Me or a romance novel?

Language is a skin: I rub my language against the other. It is as if I had words instead of fingers, or fingers at the tip of my words. My language trembles with desire.

Is it a conversation out of a Nora Roberts romance? Or is it me talking about the experience of reading?

Yep, that's me!

I put on dark glasses to mask my swollen eyes (a fine example of denial: to darken the sight in order not to be seen). The intention of this gesture is a calculated one: I want to keep the moral advantage of stoicism, of "dignity"…  and at the same time, contradictorily, I want to provoke the tender question ("But what's the matter with you?").

Eyes swollen from crying over a break up? Throw on some sunglasses—that'll let you hide the evidence and show that you're hurt. So is this a strategy straight out of Twilight? Nope, it's me again!

Okay let's try one more:

Is not the most erotic portion of a body where the garment gapes?

Maybe that's not fair. Let's quote what comes after:

In perversion (which is the realm of textual pleasure) there are no "erogenous zones" (a foolish expression, besides); it is intermittence, as psychoanalysis has so rightly stated, which is erotic

You guessed it—me again! This reminds me why reading is so pleasurable: it's the gap between words and interpretation. When I read, I fill in the gaps.

Now I'm going to get back to reading Twilight.

Monday

Live blogging the finale of The Bachelorette (while re-reading A Lover's Discourse: Fragments)

8:00PM The bachelorette has to choose between two men. This concocted love triangle is the point of the entire season—in fact, it might just be the point of all narratives about love. (After all, my go-to example for talking about love, The Sorrows of Young Werther, is all about a love triangle between a woman and two men.) Emily initially has dozens of men, dozens of dates: Emily is a cake, and this cake is divided up: each has his slice: I am not the only one…  I am to share, I must yield to the law of division.

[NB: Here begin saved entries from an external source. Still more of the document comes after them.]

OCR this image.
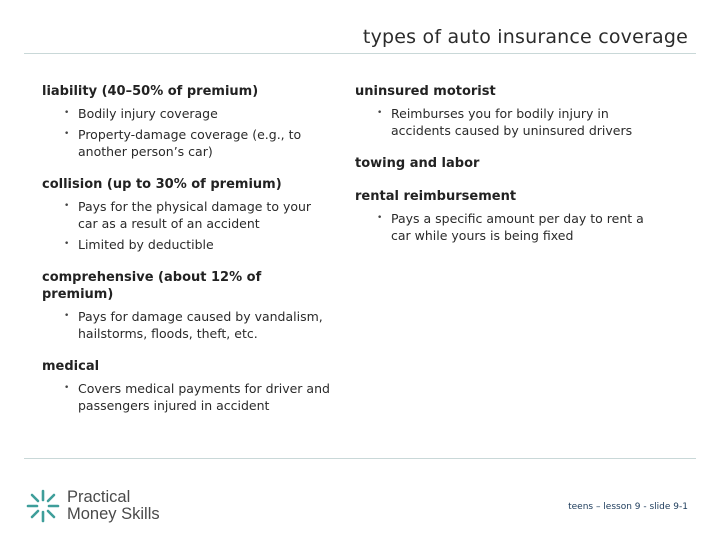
types of auto insurance coverage
liability (40–50% of premium)
• Bodily injury coverage
• Property-damage coverage (e.g., to another person’s car)
collision (up to 30% of premium)
• Pays for the physical damage to your car as a result of an accident
• Limited by deductible
comprehensive (about 12% of premium)
• Pays for damage caused by vandalism, hailstorms, floods, theft, etc.
medical
• Covers medical payments for driver and passengers injured in accident
uninsured motorist
• Reimburses you for bodily injury in accidents caused by uninsured drivers
towing and labor
rental reimbursement
• Pays a specific amount per day to rent a car while yours is being fixed
Practical
Money Skills	teens – lesson 9 - slide 9-1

8:15PM But now the game draws to a close: Emily is forced to decide between two.

8:45PM Emily's family likes both the options. So do I.

8:50PM No one has a strong opinion about what Emily should do. No surprise there. The lovers are super interchangeable—I mean, how many reasonably tall, reasonably attractive, brown-haired men can they get on this show at once? I keep mixing up who is who. Sometimes I even mistake Chris Harrison for Arie.

Anyway, the point isn't the two dudes, the point is that Emily needs to make a decision.

9:15PM Now that Emily has seen Jef with Little Ricki, she has made up her mind. She decides not to spend more time with Arie. (Love is familiarity and habit: Emily must stop while one lover is more familiar than the other.)

And now comes the obligatory break-up scene.

9:25PM Arie arrives first: he thinks he's there for a date. We can read his thoughts:

"Am I in love?—yes, since I am waiting. The other one never waits. Sometimes I want to play the part of the one who doesn't wait; I try to busy myself (sure, in the meantime I'll pick flowers and make a love potion)… but I always lose at this game. Whatever I do, I find myself there, with nothing to do, punctual, even ahead of time. The lover's fatal identity is precisely this: I am the one who waits."

9:30PM Emily bumbles through the break-up. For Arie, soon (or simultaneously) the question is no longer "Why don't you love me?" but "Why do you only love me a little?" And really: What does that mean, loving "a little"?

9:35 Bachelors and bachelorettes are always having crying fits. This finale is no different.

When he starts crying, Arie wants to impress someone, to bring pressure to bear upon someone ("Look what you have done to me"). They take turns crying. I make myself cry, in order to prove to myself that my grief is not an illusion: tears are signs, not expressions. By my tears, I tell a story, I produce a myth of grief.

The break-up scene is our tragic spectacle. Only on reality TV, no one smothers anyone in a fit of jealous rage. Yet.

9:45PM Now that Arie is gone, we can get back to Jef. Emily is stuck with Jef, so he seems even more perfect than before—he is, in the immortal words of Peter Cetera, "the hero you're dreaming of." The producers give us a montage set to "The Glory of Love": this is the happy interval immediately following the first ravishment, before the difficulties of the amorous relationship begin.